Pakistan’s law and justice minister is defending the decision to use military courts to try civilians involved in violent protests supporting the former Prime Minister Imran Khan.

Key actions: The military fired three senior officers for failing to prevent violent attacks on their property by Khan’s supporters.
* The protests occurred after Khan was arrested on graft charges in May.

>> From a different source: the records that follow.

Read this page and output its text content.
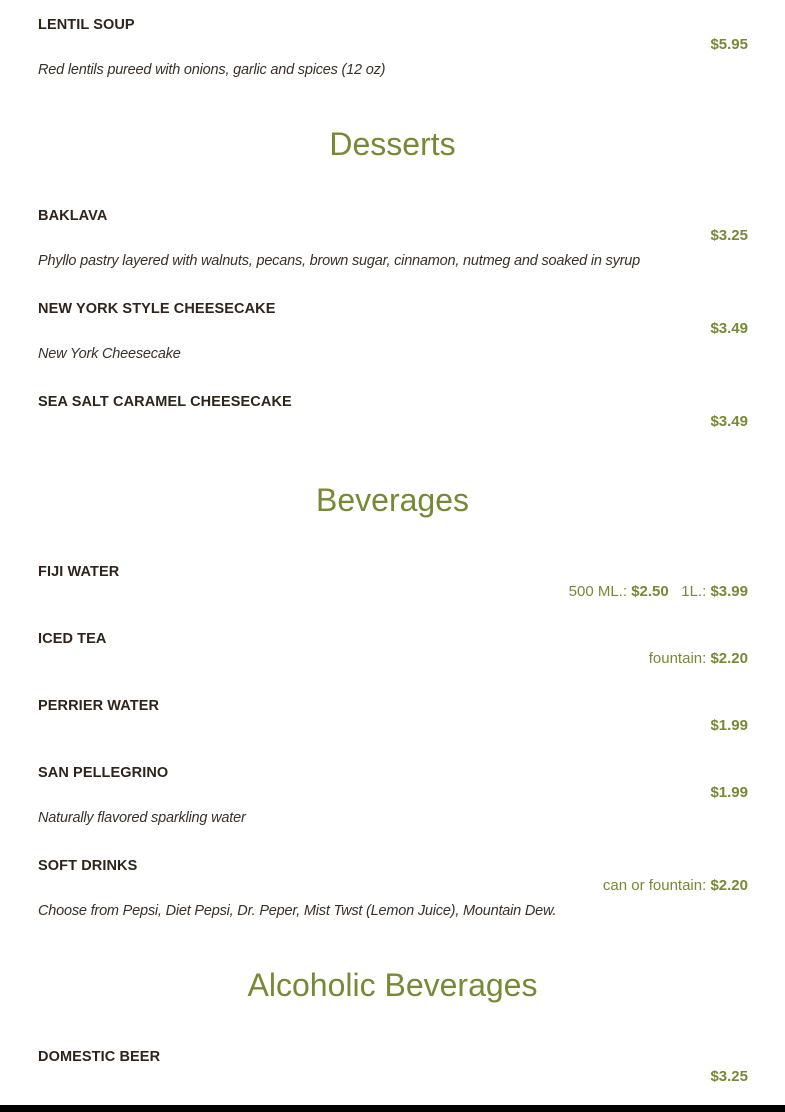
LENTIL SOUP
$5.95
Red lentils pureed with onions, garlic and spices (12 oz)
Desserts
BAKLAVA
$3.25
Phyllo pastry layered with walnuts, pecans, brown sugar, cinnamon, nutmeg and soaked in syrup
NEW YORK STYLE CHEESECAKE
$3.49
New York Cheesecake
SEA SALT CARAMEL CHEESECAKE
$3.49
Beverages
FIJI WATER
500 ML.: $2.50 1L.: $3.99
ICED TEA
fountain: $2.20
PERRIER WATER
$1.99
SAN PELLEGRINO
$1.99
Naturally flavored sparkling water
SOFT DRINKS
can or fountain: $2.20
Choose from Pepsi, Diet Pepsi, Dr. Peper, Mist Twst (Lemon Juice), Mountain Dew.
Alcoholic Beverages
DOMESTIC BEER
$3.25
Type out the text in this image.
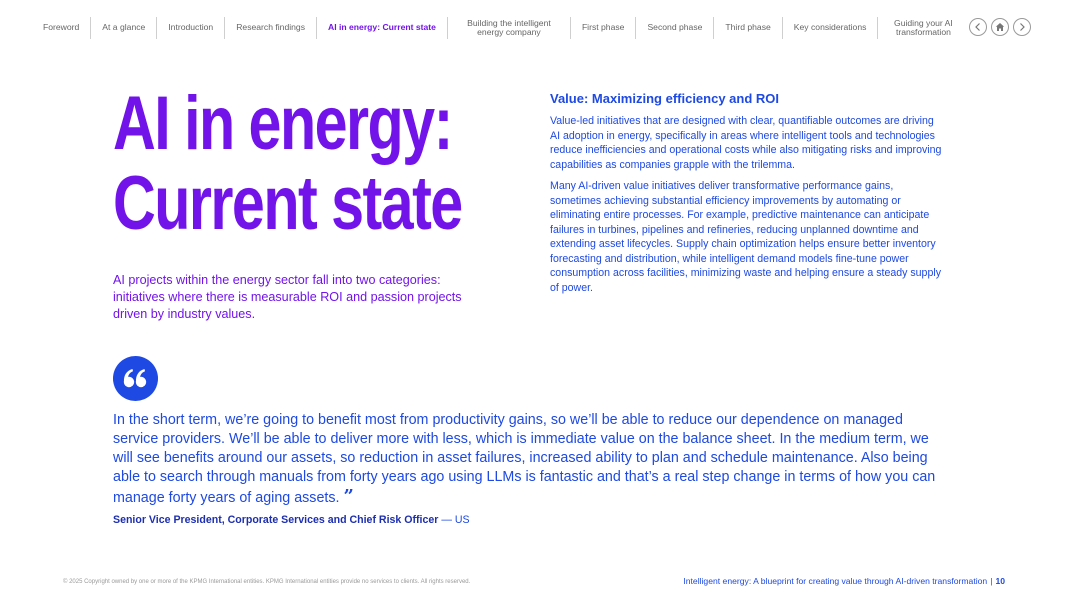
Foreword	At a glance	Introduction	Research findings	AI in energy: Current state	Building the intelligent energy company	First phase	Second phase	Third phase	Key considerations	Guiding your AI transformation
AI in energy:
Current state

AI projects within the energy sector fall into two categories: initiatives where there is measurable ROI and passion projects driven by industry values.

Value: Maximizing efficiency and ROI

Value-led initiatives that are designed with clear, quantifiable outcomes are driving AI adoption in energy, specifically in areas where intelligent tools and technologies reduce inefficiencies and operational costs while also mitigating risks and improving capabilities as companies grapple with the trilemma.

Many AI-driven value initiatives deliver transformative performance gains, sometimes achieving substantial efficiency improvements by automating or eliminating entire processes. For example, predictive maintenance can anticipate failures in turbines, pipelines and refineries, reducing unplanned downtime and extending asset lifecycles. Supply chain optimization helps ensure better inventory forecasting and distribution, while intelligent demand models fine-tune power consumption across facilities, minimizing waste and helping ensure a steady supply of power.

In the short term, we’re going to benefit most from productivity gains, so we’ll be able to reduce our dependence on managed service providers. We’ll be able to deliver more with less, which is immediate value on the balance sheet. In the medium term, we will see benefits around our assets, so reduction in asset failures, increased ability to plan and schedule maintenance. Also being able to search through manuals from forty years ago using LLMs is fantastic and that’s a real step change in terms of how you can manage forty years of aging assets. ”

Senior Vice President, Corporate Services and Chief Risk Officer — US
© 2025 Copyright owned by one or more of the KPMG International entities. KPMG International entities provide no services to clients. All rights reserved.	Intelligent energy: A blueprint for creating value through AI-driven transformation | 10
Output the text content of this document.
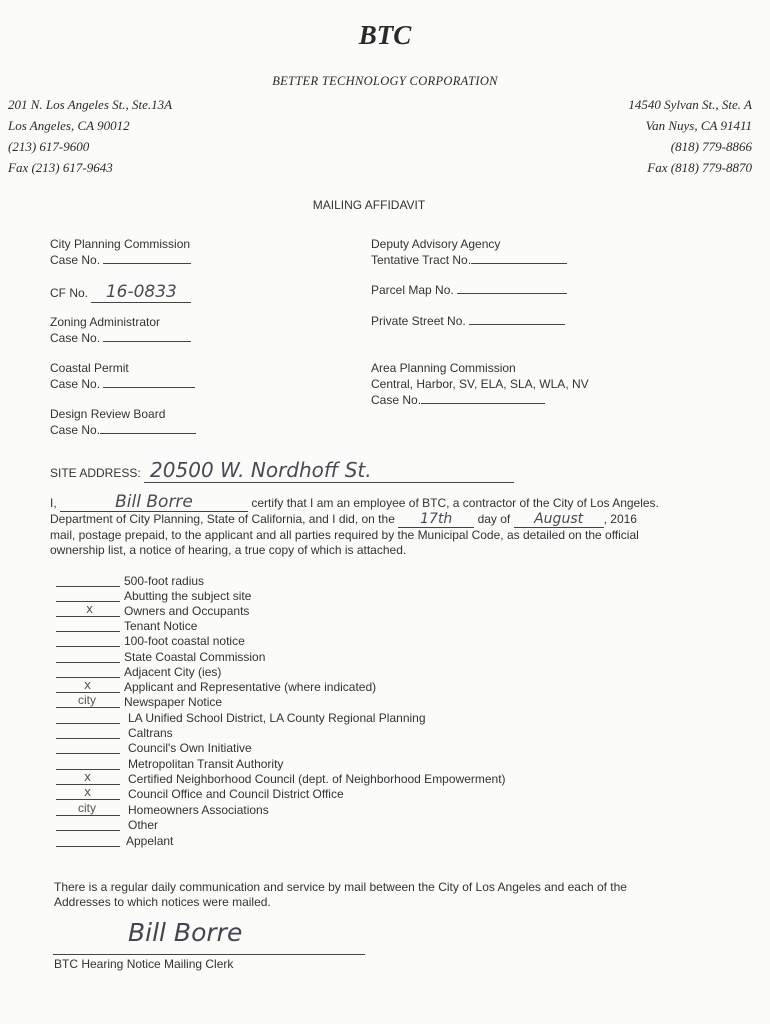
BTC
BETTER TECHNOLOGY CORPORATION
201 N. Los Angeles St., Ste.13A
Los Angeles, CA 90012
(213) 617-9600
Fax (213) 617-9643
14540 Sylvan St., Ste. A
Van Nuys, CA 91411
(818) 779-8866
Fax (818) 779-8870
MAILING AFFIDAVIT
City Planning Commission
Case No.
CF No. 16-0833
Zoning Administrator
Case No.
Coastal Permit
Case No.
Design Review Board
Case No.
Deputy Advisory Agency
Tentative Tract No.
Parcel Map No.
Private Street No.
Area Planning Commission
Central, Harbor, SV, ELA, SLA, WLA, NV
Case No.
SITE ADDRESS: 20500 W. Nordhoff St.
I,	Bill Borre	certify that I am an employee of BTC, a contractor of the City of Los Angeles.
Department of City Planning, State of California, and I did, on the 17th day of August , 2016
mail, postage prepaid, to the applicant and all parties required by the Municipal Code, as detailed on the official
ownership list, a notice of hearing, a true copy of which is attached.
500-foot radius
Abutting the subject site
x	Owners and Occupants
Tenant Notice
100-foot coastal notice
State Coastal Commission
Adjacent City (ies)
x	Applicant and Representative (where indicated)
city Newspaper Notice
LA Unified School District, LA County Regional Planning
Caltrans
Council's Own Initiative
Metropolitan Transit Authority
x	Certified Neighborhood Council (dept. of Neighborhood Empowerment)
x	Council Office and Council District Office
city	Homeowners Associations
Other
Appelant
There is a regular daily communication and service by mail between the City of Los Angeles and each of the
Addresses to which notices were mailed.
Bill Borre
BTC Hearing Notice Mailing Clerk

He was later released but still faces multiple charges.
* In response to the protests, the government decided to employ the anti-terrorism law and military courts to try civilian protestors.

Defending the move: Law Minister Azam Nazeer Tarar argues that the decision to use military courts is “fully compliant with international guarantees for free trial”.
* He stated that the accused can “engage counsel of their choice”, and insists these were not political protests.
* Tarar claimed the protests reached a level of violence that constituted acts of terrorism.

Criticism and concerns: Many human rights organizations argue that the anti-terrorism law is often misused to prosecute civilians.
* Amnesty International has raised concerns about potential human rights violations resulting from trying civilians in military courts.
* According to a 2014 report, 10% of death row inmates were tried as terrorists, indicating a potential overuse of the anti-terrorism law.

International reactions and the way forward: The U.S. State Department continues to urge Pakistani authorities to uphold democratic principles and the rule of law.
* Meanwhile, investigations into the former Prime Minister, who himself faces over 100 criminal charges, are still ongoing.
* The nation also grapples with persistent political and economic turmoil, recently approving a new budget to meet the requirements of the International Monetary Fund for new bailout funds.